At the end of its original theatrical run, the film had grossed over $25.6 million worldwide. It was not released in most countries outside America due to its heavy religious themes.

===Critical response===
Jonah: A VeggieTales Movie received positive reviews from critics. Based on 53 reviews collected by review aggregator website Rotten Tomatoes, 64% of critics have given the film a positive review, with an average rating of 5.9/10. The site's critics consensus reads, "Jonah teaches wholesome messages to children in a funny, bouncy package." At Metacritic, the film has a weighted average score of 58 out of 100 based on 20 critics, indicating "mixed or average" reviews. Bruce Fretts of Entertainment Weekly argued that despite its cheesy humor, it was saved by its "bouncy animation and catchy songs".

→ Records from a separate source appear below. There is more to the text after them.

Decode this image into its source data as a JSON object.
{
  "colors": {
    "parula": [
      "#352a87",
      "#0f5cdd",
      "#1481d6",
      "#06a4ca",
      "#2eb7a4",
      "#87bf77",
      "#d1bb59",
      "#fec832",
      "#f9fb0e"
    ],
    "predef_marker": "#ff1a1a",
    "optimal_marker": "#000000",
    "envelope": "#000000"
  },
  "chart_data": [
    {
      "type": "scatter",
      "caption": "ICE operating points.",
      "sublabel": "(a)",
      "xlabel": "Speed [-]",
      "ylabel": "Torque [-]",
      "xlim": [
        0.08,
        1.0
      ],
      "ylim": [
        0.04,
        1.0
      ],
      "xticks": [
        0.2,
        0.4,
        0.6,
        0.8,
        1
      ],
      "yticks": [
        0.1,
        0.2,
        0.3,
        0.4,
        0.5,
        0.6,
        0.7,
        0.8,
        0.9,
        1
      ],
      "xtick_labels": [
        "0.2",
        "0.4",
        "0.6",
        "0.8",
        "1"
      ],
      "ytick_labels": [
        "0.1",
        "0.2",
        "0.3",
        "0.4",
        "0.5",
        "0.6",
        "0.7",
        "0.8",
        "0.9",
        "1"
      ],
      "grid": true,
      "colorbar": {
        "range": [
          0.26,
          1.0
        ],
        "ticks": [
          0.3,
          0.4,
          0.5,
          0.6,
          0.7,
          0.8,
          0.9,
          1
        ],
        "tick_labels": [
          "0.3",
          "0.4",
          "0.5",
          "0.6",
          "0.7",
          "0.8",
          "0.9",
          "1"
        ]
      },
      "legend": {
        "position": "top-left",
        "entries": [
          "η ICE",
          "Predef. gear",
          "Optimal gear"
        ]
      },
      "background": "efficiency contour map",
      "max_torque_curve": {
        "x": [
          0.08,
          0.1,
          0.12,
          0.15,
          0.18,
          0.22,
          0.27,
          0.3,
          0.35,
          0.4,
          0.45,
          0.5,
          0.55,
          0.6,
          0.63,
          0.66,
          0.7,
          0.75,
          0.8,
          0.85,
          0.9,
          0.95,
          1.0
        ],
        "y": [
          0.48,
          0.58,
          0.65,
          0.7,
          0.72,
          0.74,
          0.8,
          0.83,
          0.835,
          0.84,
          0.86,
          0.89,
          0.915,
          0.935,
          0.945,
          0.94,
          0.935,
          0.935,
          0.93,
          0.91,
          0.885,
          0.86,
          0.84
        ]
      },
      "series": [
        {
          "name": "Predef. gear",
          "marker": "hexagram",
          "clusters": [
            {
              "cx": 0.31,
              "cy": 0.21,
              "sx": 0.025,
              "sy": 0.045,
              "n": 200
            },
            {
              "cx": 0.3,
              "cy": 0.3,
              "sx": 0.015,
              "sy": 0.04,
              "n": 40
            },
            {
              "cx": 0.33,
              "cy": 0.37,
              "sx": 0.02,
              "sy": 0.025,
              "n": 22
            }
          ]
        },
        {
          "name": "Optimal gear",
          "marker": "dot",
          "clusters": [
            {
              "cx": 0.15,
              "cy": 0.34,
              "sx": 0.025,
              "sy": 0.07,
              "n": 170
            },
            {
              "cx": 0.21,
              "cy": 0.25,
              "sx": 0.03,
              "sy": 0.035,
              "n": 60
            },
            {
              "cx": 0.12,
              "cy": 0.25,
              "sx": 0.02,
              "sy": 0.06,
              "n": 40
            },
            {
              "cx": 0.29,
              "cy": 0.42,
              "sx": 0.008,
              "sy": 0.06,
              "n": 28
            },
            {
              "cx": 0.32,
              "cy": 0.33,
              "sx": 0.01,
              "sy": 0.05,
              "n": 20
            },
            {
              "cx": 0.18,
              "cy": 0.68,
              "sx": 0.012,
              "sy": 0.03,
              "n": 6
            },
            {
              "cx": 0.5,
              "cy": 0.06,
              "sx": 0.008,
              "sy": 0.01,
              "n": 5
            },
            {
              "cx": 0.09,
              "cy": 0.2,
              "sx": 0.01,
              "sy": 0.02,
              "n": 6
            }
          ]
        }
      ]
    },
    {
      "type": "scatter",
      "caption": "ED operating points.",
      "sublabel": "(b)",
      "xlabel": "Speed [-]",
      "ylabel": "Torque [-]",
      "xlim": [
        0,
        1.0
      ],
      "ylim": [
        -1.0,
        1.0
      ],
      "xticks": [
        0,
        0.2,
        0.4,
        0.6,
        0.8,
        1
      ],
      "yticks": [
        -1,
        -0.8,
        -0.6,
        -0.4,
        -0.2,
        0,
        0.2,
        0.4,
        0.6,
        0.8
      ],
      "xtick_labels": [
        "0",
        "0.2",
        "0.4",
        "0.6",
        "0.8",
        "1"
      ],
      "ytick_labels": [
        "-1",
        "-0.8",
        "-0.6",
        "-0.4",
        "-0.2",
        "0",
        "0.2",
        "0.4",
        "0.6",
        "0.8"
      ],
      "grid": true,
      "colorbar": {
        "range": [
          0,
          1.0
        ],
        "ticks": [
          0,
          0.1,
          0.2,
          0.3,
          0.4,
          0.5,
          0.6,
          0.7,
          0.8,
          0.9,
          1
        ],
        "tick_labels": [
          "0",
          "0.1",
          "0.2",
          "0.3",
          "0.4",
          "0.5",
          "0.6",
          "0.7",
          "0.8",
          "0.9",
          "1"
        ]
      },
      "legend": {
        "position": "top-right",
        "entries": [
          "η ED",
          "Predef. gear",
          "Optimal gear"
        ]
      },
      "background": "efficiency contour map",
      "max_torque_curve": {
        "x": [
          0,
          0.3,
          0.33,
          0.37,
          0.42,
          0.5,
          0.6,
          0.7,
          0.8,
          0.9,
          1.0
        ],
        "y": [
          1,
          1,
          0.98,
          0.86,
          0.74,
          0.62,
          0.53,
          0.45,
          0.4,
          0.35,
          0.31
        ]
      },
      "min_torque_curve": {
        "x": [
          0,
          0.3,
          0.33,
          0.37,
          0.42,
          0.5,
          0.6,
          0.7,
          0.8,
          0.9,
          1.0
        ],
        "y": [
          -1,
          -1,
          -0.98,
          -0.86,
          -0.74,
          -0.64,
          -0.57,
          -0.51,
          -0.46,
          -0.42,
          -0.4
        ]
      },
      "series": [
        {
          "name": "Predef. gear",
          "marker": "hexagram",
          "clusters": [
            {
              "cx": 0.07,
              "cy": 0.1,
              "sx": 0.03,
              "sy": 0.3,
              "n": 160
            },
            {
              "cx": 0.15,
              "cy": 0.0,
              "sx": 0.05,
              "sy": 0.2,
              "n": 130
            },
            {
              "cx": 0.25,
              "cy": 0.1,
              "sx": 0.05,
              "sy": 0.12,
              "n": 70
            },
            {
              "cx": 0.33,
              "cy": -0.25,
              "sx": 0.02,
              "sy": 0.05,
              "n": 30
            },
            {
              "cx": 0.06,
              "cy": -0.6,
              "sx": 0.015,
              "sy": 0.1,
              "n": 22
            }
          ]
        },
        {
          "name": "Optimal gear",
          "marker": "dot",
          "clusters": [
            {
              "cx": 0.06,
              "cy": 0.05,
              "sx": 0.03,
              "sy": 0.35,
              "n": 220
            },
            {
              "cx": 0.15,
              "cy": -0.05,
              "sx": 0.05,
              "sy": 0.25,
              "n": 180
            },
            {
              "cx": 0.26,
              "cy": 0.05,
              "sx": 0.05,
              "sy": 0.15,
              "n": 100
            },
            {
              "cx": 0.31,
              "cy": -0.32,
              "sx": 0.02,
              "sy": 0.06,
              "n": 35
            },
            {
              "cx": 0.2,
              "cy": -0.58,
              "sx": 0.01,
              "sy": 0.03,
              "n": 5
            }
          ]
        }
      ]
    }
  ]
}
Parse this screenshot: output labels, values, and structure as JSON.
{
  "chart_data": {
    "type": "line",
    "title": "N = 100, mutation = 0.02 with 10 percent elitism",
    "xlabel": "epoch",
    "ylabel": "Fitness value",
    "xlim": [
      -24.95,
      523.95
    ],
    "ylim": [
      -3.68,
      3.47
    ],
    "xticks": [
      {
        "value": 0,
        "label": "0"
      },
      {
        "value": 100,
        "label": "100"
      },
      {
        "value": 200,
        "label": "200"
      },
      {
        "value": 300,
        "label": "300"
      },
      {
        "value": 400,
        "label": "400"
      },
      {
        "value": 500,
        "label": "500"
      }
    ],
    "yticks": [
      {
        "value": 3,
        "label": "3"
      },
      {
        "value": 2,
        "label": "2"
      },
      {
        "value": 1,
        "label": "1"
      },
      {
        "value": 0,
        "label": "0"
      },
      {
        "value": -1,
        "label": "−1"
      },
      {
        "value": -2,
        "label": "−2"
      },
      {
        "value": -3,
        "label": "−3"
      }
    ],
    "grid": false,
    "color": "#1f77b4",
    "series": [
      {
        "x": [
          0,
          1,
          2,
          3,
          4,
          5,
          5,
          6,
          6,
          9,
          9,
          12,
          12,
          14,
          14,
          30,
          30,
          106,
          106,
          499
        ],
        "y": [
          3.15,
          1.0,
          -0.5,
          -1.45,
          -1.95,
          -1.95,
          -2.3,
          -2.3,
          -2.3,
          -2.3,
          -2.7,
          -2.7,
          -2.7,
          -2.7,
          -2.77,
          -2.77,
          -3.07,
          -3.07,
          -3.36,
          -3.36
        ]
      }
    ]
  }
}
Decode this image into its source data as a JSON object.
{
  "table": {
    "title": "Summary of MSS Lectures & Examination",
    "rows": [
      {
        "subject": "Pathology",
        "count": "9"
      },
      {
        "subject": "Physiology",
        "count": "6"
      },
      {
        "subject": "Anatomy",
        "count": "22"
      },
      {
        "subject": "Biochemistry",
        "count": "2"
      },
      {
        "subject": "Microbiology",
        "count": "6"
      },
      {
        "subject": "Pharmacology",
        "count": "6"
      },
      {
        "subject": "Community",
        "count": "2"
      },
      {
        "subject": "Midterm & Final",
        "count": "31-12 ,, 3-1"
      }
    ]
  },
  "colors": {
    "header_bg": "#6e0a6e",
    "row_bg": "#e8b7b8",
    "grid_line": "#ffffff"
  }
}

Pete Croatto of the now-defunct Filmcritic.com praised the film as "a blast of educational energy", later citing it as an example of the surprises critics can find in viewing every film they can regardless of expected quality.

==Home media==
Jonah: A VeggieTales Movie was released on VHS and a two-disc DVD by Lionsgate under the label Artisan Entertainment on March 4, 2003. The release includes three different audio commentaries, one by the directors, one by the producer and animation director, and one featuring the directors acting as their respective characters Larry the Cucumber and Mr. Lunt. On the second disc, special features include six featurettes for the "Behind the Scenes" section, five featurettes for the "Music" section, five featurettes for the "Bonus Material" section, five featurettes for young audiences in the "Fun!" section, six trailers, and five Easter eggs. On March 8, 2011, Lionsgate released the film on Blu-ray, with most of the DVD's special features retained.

The commentary featuring Larry and Mr. Lunt has received special praise from home media reviewers. Jeffrey Kauffman of Blu-ray.com stated that it "verges on the surreal and should be enjoyed by those who love Monty Python". David Blair of DVD Talk stated that it was "without a doubt the craziest, outright pointless, and most enjoyable commentary I've ever had the good fortune to hear", adding that he "found it substantially funnier than the movie itself".

The film was reissued on DVD and Blu-ray for its 20th anniversary by Universal Studios Home Entertainment.